VidiAd, a subsidiary of MGM Mirage that leases video advertising time on large television screens at the airport, rejected a request from the Crazy Horse II club to run an ad that is acceptable to federal regulators and airs on network television.
The advertisement, which has been on the air since at least late last year, shows a professional actor arriving at the club with smoke billowing about. With a wide-eyed grin, the actor is then escorted to a table and waited on by accommodating young ladies as music plays.
Tom Letizia, advertising executive who represents Crazy Horse, said it's unfair that the airport allows VidiAd to prohibit ads from a company that competes for tourists with the adult-oriented entertainment at MGM Mirage's resorts, such as the La Femme stage show at MGM Grand.
Letizia said he will meet with Crazy Horse executives and lawyers Wednesday, at which time they may decided to pursue a lawsuit against the airport.
"We're preparing for battle here. It's unfortunate. All we were doing is trying to get a fair shot," Letizia said. "Is it fair that the company that controls VidiAd operates a business that competes with my client?"
McCarran Director of Aviation Randy Walker said the airport contracts out the leasing of its ad space to VidiAd, and is pleased with the company's performance. He said he has no intention of telling its executives how to run their business.
Airport officials have never seen the ad, and the controversy has not been addressed by the Clark County Commission, which serves as the airport's board of directors.
"The question here is whether a private company has to accept an advertisement from someone they don't want to do business with," Walker said. "I don't think the airport should be the one to enforce these things when we have private disputes."
The airport's indifference to VidiAd's business practices is unacceptable, said Allen Lichtenstein, general counsel for the Southern Nevada chapter of the American Civil Liberties Union.

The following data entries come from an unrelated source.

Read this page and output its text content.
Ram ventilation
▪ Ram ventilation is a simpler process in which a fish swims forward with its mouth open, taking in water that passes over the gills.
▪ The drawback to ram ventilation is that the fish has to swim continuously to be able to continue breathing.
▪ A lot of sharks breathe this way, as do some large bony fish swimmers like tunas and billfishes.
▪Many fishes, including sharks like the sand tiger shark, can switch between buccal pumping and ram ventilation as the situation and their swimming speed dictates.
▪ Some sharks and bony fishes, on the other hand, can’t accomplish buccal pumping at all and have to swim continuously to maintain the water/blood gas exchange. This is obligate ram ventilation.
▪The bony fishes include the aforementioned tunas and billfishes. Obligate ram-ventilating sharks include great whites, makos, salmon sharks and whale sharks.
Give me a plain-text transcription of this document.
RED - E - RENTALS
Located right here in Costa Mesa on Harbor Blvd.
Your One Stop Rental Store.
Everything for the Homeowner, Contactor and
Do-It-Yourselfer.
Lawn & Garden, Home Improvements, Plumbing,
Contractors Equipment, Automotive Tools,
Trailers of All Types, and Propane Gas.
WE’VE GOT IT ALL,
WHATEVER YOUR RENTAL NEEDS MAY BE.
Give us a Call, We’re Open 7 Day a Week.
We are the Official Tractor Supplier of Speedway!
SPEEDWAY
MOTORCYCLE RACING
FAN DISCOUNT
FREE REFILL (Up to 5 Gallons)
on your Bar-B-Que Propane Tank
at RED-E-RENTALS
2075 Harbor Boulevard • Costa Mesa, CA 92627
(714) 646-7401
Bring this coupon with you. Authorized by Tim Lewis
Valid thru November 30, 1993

As a public agency, the airport is obligated to display ads acceptable to federal regulators, and it can't simply abdicate its legal obligation by contracting out the leasing of advertisement space, he said.
"It's a clear First Amendment violation," he said. "They can't pick and choose which products and services they like and don't like."
When asked whether VidiAd has a conflict of interest in leasing ad space, Walker declined to comment. However, he pointed out that VidiAd accepts ads from major hotel chains and other companies that compete more directly with MGM Mirage than does Crazy Horse.
Also, he said MGM Mirage and Park Place Entertainment pay the airport to have a check-in station at the airport, and some limousine companies pay the airport for greater access than their competitors receive. In both situations, the airport makes money and a local company receives an edge over a competitor, Walker said.
Allen Feldman, spokesman for MGM Mirage and VidiAd, said the decision to not air Crazy Horse's ad was purely a business decision.
Other VidiAd's clients, who Feldman declined to name, expressed concern about the ad, and VidiAd made its decision based on their opposition to it.
"It's got nothing to do with politics or trying to make a statement," Feldman said. "It's a straightforward business decision."